To me the big difference is that Dr. Henry documented his experiments in such a way that potentially anyone could perform the same experiment and confirm or refute his conclusions, while Anchell & Troop simply published assertions that may or may not have been backed up by experimental results. The problem with Anchell & Troop is that they usually didn't say so.

For example, Anchell & Troop state that "Because continuous agitation exagerrates highlight development at the expense of shadow development it also results in lower speed and a shorter tonal scale."

My experiment with HP5+ proves that statement dead false; the EI is the same and the curves are identical through 14 stops. I'd have to say that results are the same for each method.

Otoh, the experiment with Delta 100 partially supports Anchell & Troop's statment; it did lose a little speed _but_ the curve shape is also the same through 14 stops.

The curve shape for both films is pretty much straight through 14 stops; I can't imagine what they mean by "shorter tonal scale."

So you see what I'm getting at? Dr. Henry provided experimental results to support his conclusions; Anchell & Troop may or may not have documentation to support their statement about agitation and edge effects. We don't know because no citation was given; for all we know they may have just been repeating common wisdom that a test wouldn't support.

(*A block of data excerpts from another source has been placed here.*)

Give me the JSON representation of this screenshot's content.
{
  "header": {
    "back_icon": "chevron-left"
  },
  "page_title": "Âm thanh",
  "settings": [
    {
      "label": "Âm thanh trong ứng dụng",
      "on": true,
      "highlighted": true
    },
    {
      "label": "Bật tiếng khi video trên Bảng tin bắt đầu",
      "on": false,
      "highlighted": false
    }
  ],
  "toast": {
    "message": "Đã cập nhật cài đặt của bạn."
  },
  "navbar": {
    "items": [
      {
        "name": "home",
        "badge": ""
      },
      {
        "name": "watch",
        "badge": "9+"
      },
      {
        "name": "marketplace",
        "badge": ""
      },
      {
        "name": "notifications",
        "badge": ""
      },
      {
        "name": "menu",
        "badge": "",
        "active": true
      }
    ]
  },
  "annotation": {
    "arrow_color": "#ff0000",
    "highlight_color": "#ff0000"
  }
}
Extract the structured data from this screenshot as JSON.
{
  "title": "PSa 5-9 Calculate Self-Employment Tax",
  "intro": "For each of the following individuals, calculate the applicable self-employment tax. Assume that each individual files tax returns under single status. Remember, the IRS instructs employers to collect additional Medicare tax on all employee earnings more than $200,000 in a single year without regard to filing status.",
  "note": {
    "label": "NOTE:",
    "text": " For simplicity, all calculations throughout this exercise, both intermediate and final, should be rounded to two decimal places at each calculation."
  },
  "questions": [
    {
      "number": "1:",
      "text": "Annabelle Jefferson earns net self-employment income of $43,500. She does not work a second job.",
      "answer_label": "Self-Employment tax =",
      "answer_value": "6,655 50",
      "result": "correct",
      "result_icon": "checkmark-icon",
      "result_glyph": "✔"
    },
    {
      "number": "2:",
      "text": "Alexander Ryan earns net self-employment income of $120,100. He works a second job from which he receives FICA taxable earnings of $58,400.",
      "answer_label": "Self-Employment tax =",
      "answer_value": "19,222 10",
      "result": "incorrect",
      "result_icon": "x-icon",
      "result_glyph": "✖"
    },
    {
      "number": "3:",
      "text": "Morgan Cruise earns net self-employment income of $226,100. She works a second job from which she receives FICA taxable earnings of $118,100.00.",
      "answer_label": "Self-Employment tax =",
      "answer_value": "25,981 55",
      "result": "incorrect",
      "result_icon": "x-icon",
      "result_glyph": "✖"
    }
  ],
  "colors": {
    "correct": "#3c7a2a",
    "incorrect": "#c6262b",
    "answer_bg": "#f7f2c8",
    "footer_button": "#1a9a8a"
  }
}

> Isn’t agitation or more correctly minimal agitation in dilute developers what Rodinal @ 1+100 or (T)FX2 and stand development is all about. I keep rereading the original post (good testing, John) and thinking “what am I missing”.

I think you're missing the consideration of acceptable evenness.

Dr. Henry adressed this, almost in passing, when he considered the McQuilkin method of agitation, a very minimal agitation method. He found that the McQuilkin method gave somewhat higher acutance figures than other methods but wrote, "the uniformity of development is the most non-uniform I have ever seen and, therefore, totally unsuitable for photography."